Menakıpta kendi ifadesine göre on altı yıl Mustafa Safî Efendi’nin hizmetinde bulunmuştur. Yine kendi ifadesine göre Mustafa Safî Efendi, İbrahim Hilmî Bey’i çok sevmekte ve dergâhın tamir ve yenilenme gibi durumlarında kendisini görevlendirmekteydi
İbrahim Hilmî Bey’in bilinen tek eseri Menâkıbnâme-i Mustafa Safî’dir. Eserin bilinen tek nüshası Millet Kütüphanesi’nde bulunmaktadır. Otuz dört varaktan oluşan eser, rikayla kaleme alınmıştır. Menâkıbnâme, Mustafa Safî hazretlerinin kendisi ve ailesi başta olmak üzere 19. Yüzyıl’da Bolu’da yaşayan mutasavvıflar hakkında önemli bir kaynaktır. Menâkıb Mustafa Safî Efendi’nin hayatını, çevresini, kerametlerini, halifelerini ve diğer bazı dervişlerini konu almaktadır. Bu eserde Mustafa Safî Efendi’nin mürşitleri Mustafa Çerkeşî ve Geredeli Hacı Halil Efendi hazretleri hakkında bazı bilgiler verildikten sonra hazretin hayatı, halifeleri ve bazı dervişleri hakkında da çeşitli malumat verilmiştir. Menâkıbda ayrıca hazretin kendisi ve oğlu Mehmed Fâik Efendi başta olmak üzere bazı mutasavvıflara ait manzumeler kaydedilmiştir. Bunun yanında bu eserin sosyal tarih araştırmaları açısından 19. Yüzyıl Bolusu için bir kaynak teşkil edebileceğini de ifade etmek gerekir.

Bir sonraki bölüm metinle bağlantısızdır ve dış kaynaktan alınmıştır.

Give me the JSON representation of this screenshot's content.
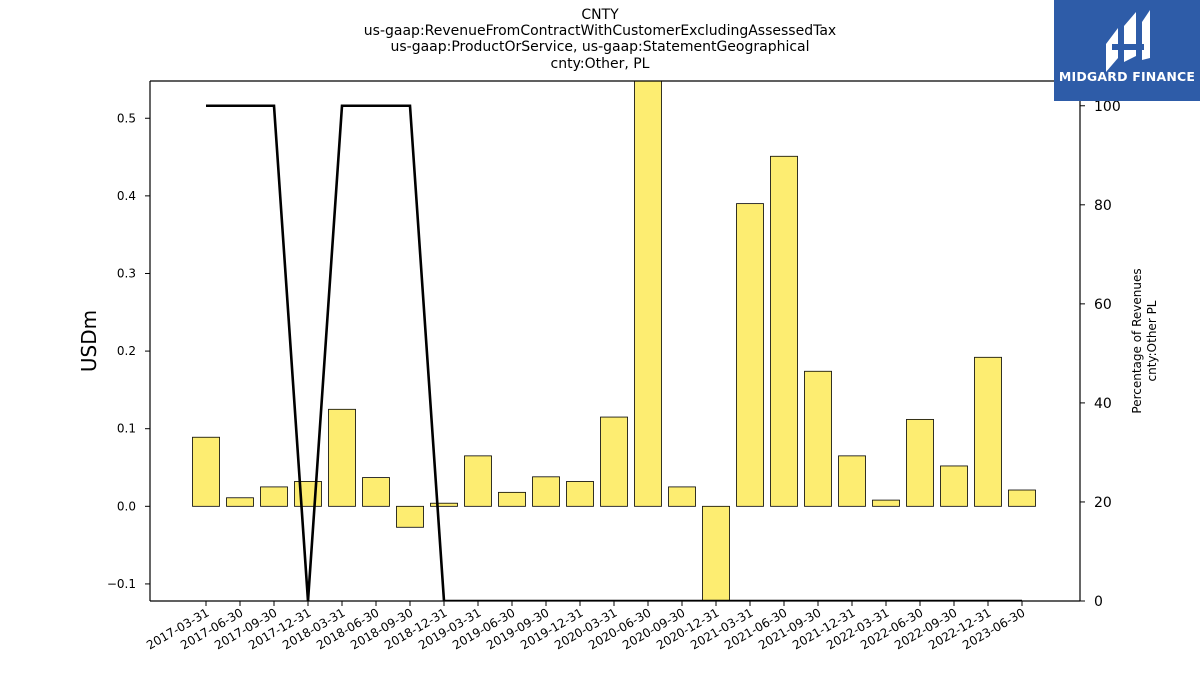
{
  "title_lines": [
    "CNTY",
    "us-gaap:RevenueFromContractWithCustomerExcludingAssessedTax",
    "us-gaap:ProductOrService, us-gaap:StatementGeographical",
    "cnty:Other, PL"
  ],
  "logo": {
    "text": "MIDGARD FINANCE",
    "bg_color": "#2e5ca8",
    "icon": "midgard-logo-icon"
  },
  "colors": {
    "bar_fill": "#fded71",
    "bar_edge": "#000000",
    "line": "#000000"
  },
  "chart_data": {
    "type": "bar",
    "categories": [
      "2017-03-31",
      "2017-06-30",
      "2017-09-30",
      "2017-12-31",
      "2018-03-31",
      "2018-06-30",
      "2018-09-30",
      "2018-12-31",
      "2019-03-31",
      "2019-06-30",
      "2019-09-30",
      "2019-12-31",
      "2020-03-31",
      "2020-06-30",
      "2020-09-30",
      "2020-12-31",
      "2021-03-31",
      "2021-06-30",
      "2021-09-30",
      "2021-12-31",
      "2022-03-31",
      "2022-06-30",
      "2022-09-30",
      "2022-12-31",
      "2023-06-30"
    ],
    "series": [
      {
        "axis": "left",
        "type": "bar",
        "values": [
          0.089,
          0.011,
          0.025,
          0.032,
          0.125,
          0.037,
          -0.027,
          0.004,
          0.065,
          0.018,
          0.038,
          0.032,
          0.115,
          0.55,
          0.025,
          -0.125,
          0.39,
          0.451,
          0.174,
          0.065,
          0.008,
          0.112,
          0.052,
          0.192,
          0.021
        ]
      },
      {
        "axis": "right",
        "type": "line",
        "x_index": [
          0,
          1,
          2,
          3,
          4,
          5,
          6,
          7,
          8,
          9,
          10,
          11,
          12,
          13,
          14,
          15,
          16,
          17,
          18,
          19,
          20,
          21,
          22,
          23,
          24
        ],
        "values": [
          100,
          100,
          100,
          0,
          100,
          100,
          100,
          0,
          0,
          0,
          0,
          0,
          0,
          0,
          0,
          0,
          0,
          0,
          0,
          0,
          0,
          0,
          0,
          0,
          0
        ]
      }
    ],
    "ylabel": "USDm",
    "ylabel_right": [
      "Percentage of Revenues",
      "cnty:Other PL"
    ],
    "ylim": [
      -0.122,
      0.548
    ],
    "ylim_right": [
      0,
      105
    ],
    "yticks": [
      -0.1,
      0.0,
      0.1,
      0.2,
      0.3,
      0.4,
      0.5
    ],
    "yticks_right": [
      0,
      20,
      40,
      60,
      80,
      100
    ],
    "grid": false,
    "legend": "none"
  }
}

Derviş İbrahim Hilmî Bey, şair bir şahsiyettir. Menakıptan, İbrahim Hilmî Bey’in, şiirle meşgul olduğu anlaşılmaktadır. Burada onun iki manzumesi kayıtlıdır. Başka şiirlerinin de olması ihtimal dâhilindedir. Onun aruzun “fâ‘ilâtün fâ‘ilâtün fâ‘ilâtün fâ‘ilün” vezniyle söylediği bir murabba örneği şöyledir:
Ey meded eyvâh elinden bu zamânın elverir
Hedm idüp vîrâne gönlüm dün ü günü dil verir
Artık artık bu cihânı geşt ü seyrân eyleyip
Devr-i ebvâb eyleyüben gezmesem de elverir
Ey gönül bul mülk-i fânî nâs işinden çek elin
Yetmedi mi eylediğin zevk ü sefâ tut dilin
Çâr köşemi aldı agyâr vâh elinden bu elin
Ne etdim bilemem agyâra n’olsa benden bilir
Cânımın cânı vücûdum bâğı hemdem mahremim
Öz birâderdir Muhammed Zühdi olmuş merhemim
Rahm edip kıldı nasihât ta’mîr etdi meskenim
Bilmezem ben tâliimden bindiğim dal bel verir
Ber-hayât mıdır cihânda ol azîzin ey şakî
Bile kadrin hem derûnun cümleden a‘lem Safî
Sâyesinde olıserdi bu cihânın revnakı
Çün o gitdi ne turursun nûruzandı el verir
Hilmiyâ sen baş içinden kes dilin söyleme hiç
Al azîzin dest-i pâkinden şarâb-ı Kevser iç
Bu nasihat sana kâfî oldu îmâ dışla iç
Er bu kez dest-i murâda neyledikse el verir
Sonuç olarak Derviş İbrahim Hilmî Bey, 19. Yüzyıl’da Bolu’da yaşamış önemli şahsiyetlerden birisidir. Kendisi kâtip, şair, mutasavvıftır. Hüseyin Vassaf’ın Sefîne-i Evliya adlı eserinde verdiği bilgiye göre İbrahim Hilmî Bey, 1879 senesinde vefat etmiştir. Hayreddin-i Tokadî hazretlerinin hemen yakınında “Bolulu Tarikat-ı Halvetiyye Şeyhi İbrahim Efendi” adına olan mezar büyük ihtimalle Derviş İbrahim Hilmî Bey’in mezarıdır.